Immediately after the employee's medical disqualification ceases, the employer's
obligations under division (a) attach as if the employee had successfully completed
rehabilitation on that date. [PL 2017, c. 407, Pt. A, §109 (AMD).]
D. This subsection does not require an employer to take any disciplinary action against an
employee who refuses to submit to a test, receives a single or repeated confirmed positive result or
does not choose to participate in a rehabilitation program. This subsection is intended to set
minimum opportunities for an employee with a substance use problem to address the problem
through rehabilitation. An employer may offer additional opportunities, not otherwise in violation
of this subchapter, for rehabilitation or continued employment without rehabilitation. [PL 2017,
c. 407, Pt. A, §109 (AMD).]
[PL 2017, c. 407, Pt. A, §109 (AMD).]
3. Confidentiality.
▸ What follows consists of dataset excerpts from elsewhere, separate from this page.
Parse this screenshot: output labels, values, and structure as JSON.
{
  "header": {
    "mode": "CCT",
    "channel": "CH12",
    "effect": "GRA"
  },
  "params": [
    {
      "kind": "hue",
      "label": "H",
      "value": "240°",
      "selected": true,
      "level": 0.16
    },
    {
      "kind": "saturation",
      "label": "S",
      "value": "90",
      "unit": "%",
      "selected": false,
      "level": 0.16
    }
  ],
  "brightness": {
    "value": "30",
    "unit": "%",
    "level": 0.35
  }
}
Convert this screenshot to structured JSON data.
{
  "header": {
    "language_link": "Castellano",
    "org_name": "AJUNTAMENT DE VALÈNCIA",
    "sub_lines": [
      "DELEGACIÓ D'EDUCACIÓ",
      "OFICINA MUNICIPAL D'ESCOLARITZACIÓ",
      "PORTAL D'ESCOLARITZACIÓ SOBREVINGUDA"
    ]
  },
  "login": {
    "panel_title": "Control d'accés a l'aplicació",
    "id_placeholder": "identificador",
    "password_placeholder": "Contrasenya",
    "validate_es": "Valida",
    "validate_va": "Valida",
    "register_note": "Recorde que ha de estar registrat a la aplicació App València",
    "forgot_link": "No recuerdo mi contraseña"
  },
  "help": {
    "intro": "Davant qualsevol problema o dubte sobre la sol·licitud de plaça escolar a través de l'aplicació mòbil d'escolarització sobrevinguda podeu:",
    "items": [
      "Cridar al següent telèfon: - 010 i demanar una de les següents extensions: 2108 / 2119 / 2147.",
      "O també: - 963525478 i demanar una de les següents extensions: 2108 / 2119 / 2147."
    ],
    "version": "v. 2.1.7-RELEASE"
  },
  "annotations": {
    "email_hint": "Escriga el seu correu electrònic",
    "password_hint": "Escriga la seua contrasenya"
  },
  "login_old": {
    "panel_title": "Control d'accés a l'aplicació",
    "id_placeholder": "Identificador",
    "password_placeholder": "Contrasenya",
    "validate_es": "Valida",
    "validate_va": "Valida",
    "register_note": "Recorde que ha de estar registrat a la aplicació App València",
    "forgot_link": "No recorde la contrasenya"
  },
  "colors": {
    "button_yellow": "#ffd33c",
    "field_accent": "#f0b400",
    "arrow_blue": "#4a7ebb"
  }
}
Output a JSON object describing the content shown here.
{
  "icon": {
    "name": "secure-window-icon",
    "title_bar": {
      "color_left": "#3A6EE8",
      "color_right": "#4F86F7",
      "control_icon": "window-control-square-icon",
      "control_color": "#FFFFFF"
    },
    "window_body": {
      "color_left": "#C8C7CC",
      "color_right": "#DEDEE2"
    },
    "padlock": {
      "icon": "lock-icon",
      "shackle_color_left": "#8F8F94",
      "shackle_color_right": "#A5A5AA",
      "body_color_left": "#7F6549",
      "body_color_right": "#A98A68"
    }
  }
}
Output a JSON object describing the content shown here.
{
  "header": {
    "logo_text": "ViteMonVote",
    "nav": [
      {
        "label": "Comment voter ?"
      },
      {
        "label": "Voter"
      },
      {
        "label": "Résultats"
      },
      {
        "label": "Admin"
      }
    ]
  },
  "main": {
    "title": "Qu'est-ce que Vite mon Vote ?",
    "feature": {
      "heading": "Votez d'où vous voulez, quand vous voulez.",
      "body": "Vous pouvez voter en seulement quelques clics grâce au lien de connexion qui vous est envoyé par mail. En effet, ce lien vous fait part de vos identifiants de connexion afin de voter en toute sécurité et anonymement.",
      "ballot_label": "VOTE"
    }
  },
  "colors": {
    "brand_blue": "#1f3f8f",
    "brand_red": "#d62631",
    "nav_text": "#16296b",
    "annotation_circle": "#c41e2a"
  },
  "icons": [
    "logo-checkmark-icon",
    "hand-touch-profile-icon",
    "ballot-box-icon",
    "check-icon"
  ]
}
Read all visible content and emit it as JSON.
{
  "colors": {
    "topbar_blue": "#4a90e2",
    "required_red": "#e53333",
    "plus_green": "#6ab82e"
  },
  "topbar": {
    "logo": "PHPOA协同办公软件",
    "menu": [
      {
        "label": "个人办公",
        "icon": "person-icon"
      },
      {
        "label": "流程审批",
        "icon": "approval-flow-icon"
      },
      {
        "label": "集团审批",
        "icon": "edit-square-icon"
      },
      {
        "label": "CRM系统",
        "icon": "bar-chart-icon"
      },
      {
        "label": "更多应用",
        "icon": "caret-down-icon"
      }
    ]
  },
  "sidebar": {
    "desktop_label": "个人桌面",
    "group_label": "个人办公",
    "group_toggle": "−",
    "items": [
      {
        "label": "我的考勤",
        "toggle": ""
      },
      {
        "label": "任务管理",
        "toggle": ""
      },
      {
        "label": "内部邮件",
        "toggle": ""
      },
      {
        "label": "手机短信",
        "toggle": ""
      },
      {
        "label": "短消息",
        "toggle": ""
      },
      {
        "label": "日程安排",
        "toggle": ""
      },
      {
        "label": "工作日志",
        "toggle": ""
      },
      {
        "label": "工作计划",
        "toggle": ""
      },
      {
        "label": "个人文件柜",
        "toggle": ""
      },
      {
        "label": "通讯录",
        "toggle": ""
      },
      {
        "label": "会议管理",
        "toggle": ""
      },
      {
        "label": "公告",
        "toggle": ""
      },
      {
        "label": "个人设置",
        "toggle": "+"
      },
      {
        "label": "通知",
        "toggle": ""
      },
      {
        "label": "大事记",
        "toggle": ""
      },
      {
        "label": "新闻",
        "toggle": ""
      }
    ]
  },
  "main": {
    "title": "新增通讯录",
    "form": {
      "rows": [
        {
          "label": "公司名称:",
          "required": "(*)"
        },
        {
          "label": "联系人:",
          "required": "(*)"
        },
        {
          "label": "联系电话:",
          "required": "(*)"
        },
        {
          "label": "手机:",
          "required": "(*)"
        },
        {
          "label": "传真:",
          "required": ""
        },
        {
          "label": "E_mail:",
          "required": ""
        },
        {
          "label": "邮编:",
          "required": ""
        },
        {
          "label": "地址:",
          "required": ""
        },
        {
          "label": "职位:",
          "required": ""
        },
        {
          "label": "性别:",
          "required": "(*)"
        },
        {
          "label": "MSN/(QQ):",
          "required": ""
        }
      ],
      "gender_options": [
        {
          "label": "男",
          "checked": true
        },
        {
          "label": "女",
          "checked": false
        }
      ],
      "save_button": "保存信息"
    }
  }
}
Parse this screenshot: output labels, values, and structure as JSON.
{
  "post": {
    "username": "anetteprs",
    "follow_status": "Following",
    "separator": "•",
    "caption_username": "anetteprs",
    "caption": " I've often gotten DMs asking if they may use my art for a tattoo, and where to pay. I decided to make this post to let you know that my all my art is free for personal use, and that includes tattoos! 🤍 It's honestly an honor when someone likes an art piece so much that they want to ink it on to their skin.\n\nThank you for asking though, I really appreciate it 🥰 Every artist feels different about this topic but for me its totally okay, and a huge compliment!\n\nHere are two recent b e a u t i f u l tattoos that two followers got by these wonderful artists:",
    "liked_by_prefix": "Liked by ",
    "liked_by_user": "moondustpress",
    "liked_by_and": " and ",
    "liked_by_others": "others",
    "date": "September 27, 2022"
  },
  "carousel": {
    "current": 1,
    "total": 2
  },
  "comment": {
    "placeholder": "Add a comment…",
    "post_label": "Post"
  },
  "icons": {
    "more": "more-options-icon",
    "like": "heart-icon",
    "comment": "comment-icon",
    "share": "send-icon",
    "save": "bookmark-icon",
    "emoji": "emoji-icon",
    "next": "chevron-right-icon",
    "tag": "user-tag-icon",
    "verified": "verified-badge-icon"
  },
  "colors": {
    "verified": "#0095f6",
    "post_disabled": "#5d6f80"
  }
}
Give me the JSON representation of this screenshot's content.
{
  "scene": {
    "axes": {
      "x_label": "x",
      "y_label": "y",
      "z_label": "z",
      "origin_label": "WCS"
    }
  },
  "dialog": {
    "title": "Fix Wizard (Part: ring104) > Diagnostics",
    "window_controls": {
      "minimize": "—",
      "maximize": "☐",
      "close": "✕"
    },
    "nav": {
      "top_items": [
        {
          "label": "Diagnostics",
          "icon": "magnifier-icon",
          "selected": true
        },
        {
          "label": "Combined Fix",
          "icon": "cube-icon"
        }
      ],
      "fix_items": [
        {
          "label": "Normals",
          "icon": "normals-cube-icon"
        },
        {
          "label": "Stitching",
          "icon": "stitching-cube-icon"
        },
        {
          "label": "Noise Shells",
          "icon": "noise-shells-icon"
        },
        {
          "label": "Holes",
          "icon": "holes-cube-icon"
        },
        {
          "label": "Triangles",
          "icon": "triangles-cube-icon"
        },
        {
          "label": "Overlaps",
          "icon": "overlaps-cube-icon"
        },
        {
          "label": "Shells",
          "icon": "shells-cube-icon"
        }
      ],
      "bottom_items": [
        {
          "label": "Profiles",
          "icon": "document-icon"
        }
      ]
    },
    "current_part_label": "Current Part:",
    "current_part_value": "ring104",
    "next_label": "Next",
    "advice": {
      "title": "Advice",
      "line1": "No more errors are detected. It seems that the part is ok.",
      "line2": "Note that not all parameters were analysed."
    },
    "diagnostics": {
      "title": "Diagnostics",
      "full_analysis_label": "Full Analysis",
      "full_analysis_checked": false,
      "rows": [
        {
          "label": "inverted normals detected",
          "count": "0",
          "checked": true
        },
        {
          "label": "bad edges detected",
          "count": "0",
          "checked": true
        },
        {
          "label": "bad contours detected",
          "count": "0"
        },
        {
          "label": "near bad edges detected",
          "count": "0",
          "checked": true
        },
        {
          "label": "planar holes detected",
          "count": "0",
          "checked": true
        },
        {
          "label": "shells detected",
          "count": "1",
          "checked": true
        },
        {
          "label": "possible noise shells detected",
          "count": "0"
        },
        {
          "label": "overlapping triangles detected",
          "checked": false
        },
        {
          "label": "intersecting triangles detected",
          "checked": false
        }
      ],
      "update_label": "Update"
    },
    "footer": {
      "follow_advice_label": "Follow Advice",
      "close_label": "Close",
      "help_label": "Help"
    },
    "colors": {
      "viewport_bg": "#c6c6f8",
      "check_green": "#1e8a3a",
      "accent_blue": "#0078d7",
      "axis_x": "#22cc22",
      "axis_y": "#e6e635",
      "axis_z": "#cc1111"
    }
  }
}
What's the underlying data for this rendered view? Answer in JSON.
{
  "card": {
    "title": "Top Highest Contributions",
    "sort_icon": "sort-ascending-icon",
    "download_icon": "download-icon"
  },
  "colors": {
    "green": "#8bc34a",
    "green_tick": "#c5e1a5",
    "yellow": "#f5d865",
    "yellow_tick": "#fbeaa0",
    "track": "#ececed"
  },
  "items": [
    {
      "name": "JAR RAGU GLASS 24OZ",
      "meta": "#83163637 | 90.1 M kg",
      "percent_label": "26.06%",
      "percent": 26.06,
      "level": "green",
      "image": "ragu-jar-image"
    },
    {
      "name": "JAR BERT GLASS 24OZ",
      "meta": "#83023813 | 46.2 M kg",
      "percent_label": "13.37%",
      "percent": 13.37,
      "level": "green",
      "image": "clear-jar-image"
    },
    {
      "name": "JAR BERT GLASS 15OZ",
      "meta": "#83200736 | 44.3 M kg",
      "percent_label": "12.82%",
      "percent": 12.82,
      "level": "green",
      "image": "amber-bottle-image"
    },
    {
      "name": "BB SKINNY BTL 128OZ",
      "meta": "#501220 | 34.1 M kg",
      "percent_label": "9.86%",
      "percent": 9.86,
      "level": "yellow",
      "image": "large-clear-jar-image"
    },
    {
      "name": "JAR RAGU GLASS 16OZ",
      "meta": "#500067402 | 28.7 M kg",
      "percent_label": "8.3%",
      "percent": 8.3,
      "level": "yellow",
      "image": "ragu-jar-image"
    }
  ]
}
This subsection governs the use of information acquired by an employer in
the testing process.
A. Unless the employee or applicant consents, all information acquired by an employer in the
testing process is confidential and may not be released to any person other than the employee or
applicant who is tested, any necessary personnel of the employer and a provider of rehabilitation
or treatment services under subsection 2, paragraph C. This paragraph does not prevent:
(1) The release of this information when required or permitted by state or federal law, including
release under section 683, subsection 8, paragraph D; or
(2) The use of this information in any grievance procedure, administrative hearing or civil
action relating to the imposition of the test or the use of test results. [PL 1989, c. 536, §§1,
2 (NEW); PL 1989, c. 604, §§2, 3 (AFF).]
B. Notwithstanding any other law, the results of any substance use test required, requested or
suggested by any employer may not be used in any criminal proceeding. [PL 2017, c. 407, Pt.